I would also remind you that in view of this revocation, you are now illegally in possession of the following firearms, Rifle 375 S/No. G10152273, Pistols S/No CHH 692 and VFR 841 and all ammunition thereof.
That excerpt is from a notice sent to a Governor by the Chief Firearms Licensing Officer. I wonder why a Governor feels the need to wander about armed to the teeth like some character out of an action movie.
I don't think my Governor has much to worry from the riffraff with bad intentions. He should focus instead on whether I will support his re-election in 2017. These people have the wherewithal to hire, out of their own pockets, a praetorian guard to keep them from getting assassinated by unsuccessful tender applicants and similarly disgruntled elements, but if they labour under the delusion that the ordinary mwananchi who has suffered the ill-effects of their misrule will be conspiring with similarly misruled residents of the county to murder them as their cavalcades speed past from one Big Meeting to the next, their delusions would seem to have no bounds.
The spectre of armed elected officials should sit uncomfortably with the voters of Kenya. It reinforces the us/them dichotomy that they have struggled to build. They treat themselves as an elite in every sense, yet by their very definition, they are a reflection of the collective us. They are a reflection of our ambitions and desires, but they seem to forget this as soon as they secure high political office. Now some of them may have been roaming around armed to the teeth before they were elected, but there is no reason to fear your voters once elected, unless you lied, cheated and stole your way to electoral victory. If that be the case, all the armed elected officials of this country have a reason to worry. After all bad things happen to bad people.
It has never sat well with me that at least 11,000 policemen are dedicated to the safety of elected leaders. I can understand the need to protect the elected officials of Wajir, Mandera, Turkana and West Pokot—when they are in Wajir, Mandera, Turkana, West Pokot, Lamu and Tana River, but there is no rationale for these same officials are speeding around in their tax-payer funded SUV cavalcades while on the silky-smooth bits of tarmac in Nairobi.
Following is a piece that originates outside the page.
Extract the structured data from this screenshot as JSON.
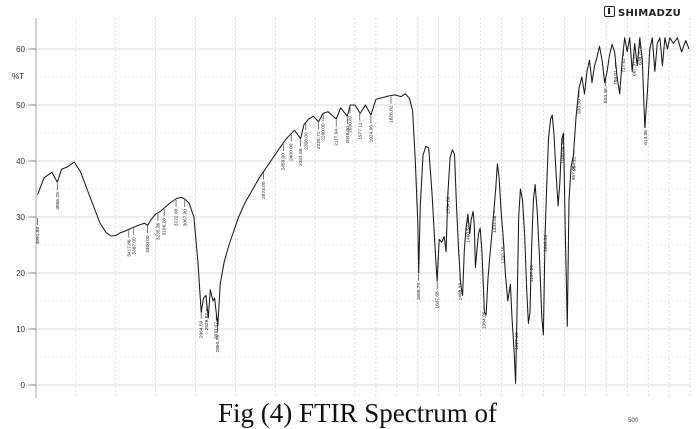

Those 11,000 policemen should be deployed to those bits of Kenya that don't have silky-smooth bits of tarmac and serious national security or public safety problems.
Have you never wondered what would happen if the armed elected official were to discharge a firearm in public? Do you not see the incongruity of, say, a Governor brandishing his Tokarev TT-30 8-round pistol like some movie hero, because his police bodyguards have somehow forgotten their firearms training and close protection techniques in the face of their total failure in threat and risk assessment and have completely failed in their principal task of keeping the Governor safe in his armoured SUV? If you don't, then you, more than the Governor, have a completely wrong-headed idea of what your government is, what it can do and what it should do.